L’immigration africaine a-t-elle installé une vogue des musiques noires ?
Frank Tenaille souligne que dans les années quatre-vingts, beaucoup de courants musicaux s’essouflant, les medias étaient à l’affût de la nouveauté et se faisaient alors “les propagandistes de l’idée d’une société multiculturelle”. Le groupe Touré Kounda par exemple bénéficiera de l’intérêt de la presse pour rencontrer un public de plus en plus sensible aux musiques africaines. Ce phénomène de l’industrie musicale européenne attentive aux musiques africaines préfigurera ce qu’on appellera plus tard la World music...
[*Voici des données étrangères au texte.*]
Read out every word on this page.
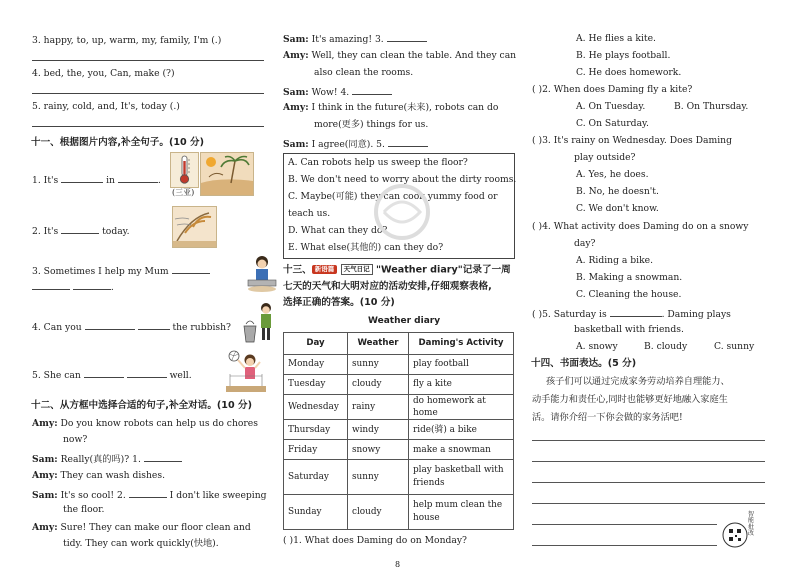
3. happy, to, up, warm, my, family, I'm (.)
4. bed, the, you, Can, make (?)
5. rainy, cold, and, It's, today (.)
十一、根据图片内容,补全句子。(10 分)
1. It's	in	.
(三亚)
2. It's	today.
3. Sometimes I help my Mum
.
4. Can you	the rubbish?
5. She can	well.
十二、从方框中选择合适的句子,补全对话。(10 分)
Amy: Do you know robots can help us do chores
now?
Sam: Really(真的吗)? 1.
Amy: They can wash dishes.
Sam: It's so cool! 2.	I don't like sweeping
the floor.
Amy: Sure! They can make our floor clean and
tidy. They can work quickly(快地).
Sam: It's amazing! 3.
Amy: Well, they can clean the table. And they can
also clean the rooms.
Sam: Wow! 4.
Amy: I think in the future(未来), robots can do
more(更多) things for us.
Sam: I agree(同意). 5.
A. Can robots help us sweep the floor?
B. We don't need to worry about the dirty rooms.
C. Maybe(可能) they can cook yummy food or
teach us.
D. What can they do?
E. What else(其他的) can they do?
十三、 新语篇 天气日记 "Weather diary"记录了一周
七天的天气和大明对应的活动安排,仔细观察表格,
选择正确的答案。(10 分)
Weather diary
Day	Weather	Daming's Activity
Monday	sunny	play football
Tuesday	cloudy	fly a kite
Wednesday	rainy	do homework at home
Thursday	windy	ride(骑) a bike
Friday	snowy	make a snowman
Saturday	sunny	play basketball with friends
Sunday	cloudy	help mum clean the house
( )1. What does Daming do on Monday?
8
A. He flies a kite.
B. He plays football.
C. He does homework.
( )2. When does Daming fly a kite?
A. On Tuesday.	B. On Thursday.
C. On Saturday.
( )3. It's rainy on Wednesday. Does Daming
play outside?
A. Yes, he does.
B. No, he doesn't.
C. We don't know.
( )4. What activity does Daming do on a snowy
day?
A. Riding a bike.
B. Making a snowman.
C. Cleaning the house.
( )5. Saturday is	. Daming plays
basketball with friends.
A. snowy	B. cloudy	C. sunny
十四、书面表达。(5 分)
孩子们可以通过完成家务劳动培养自理能力、
动手能力和责任心,同时也能够更好地融入家庭生
活。请你介绍一下你会做的家务活吧!
智能批改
Le swing du caméléon est un bilan nécessaire, un livre utile en cette période où les rythmes africains suscitent un intérêt à travers le monde. L’ouvrage a le mérite de faire le point sur l’ensemble des musiques africaines. Le lecteur réalise très vite qu’il revisite également l’Histoire africaine gravée en arrière-plan et dont le rythme se fait entendre en fond sonore. Jamais la musique n’a été aussi proche des mutations sociales...

"Le swing du caméléon, Musiques et chansons africaines 1950-2000", par Frank Tenaille, Editions Actes Sud, 2000, 324 p.

Rappel : J’ai publié la note de lecture ci-dessus dans la revue "Notre Librairie", N.154 d’Avril-Juin 2004.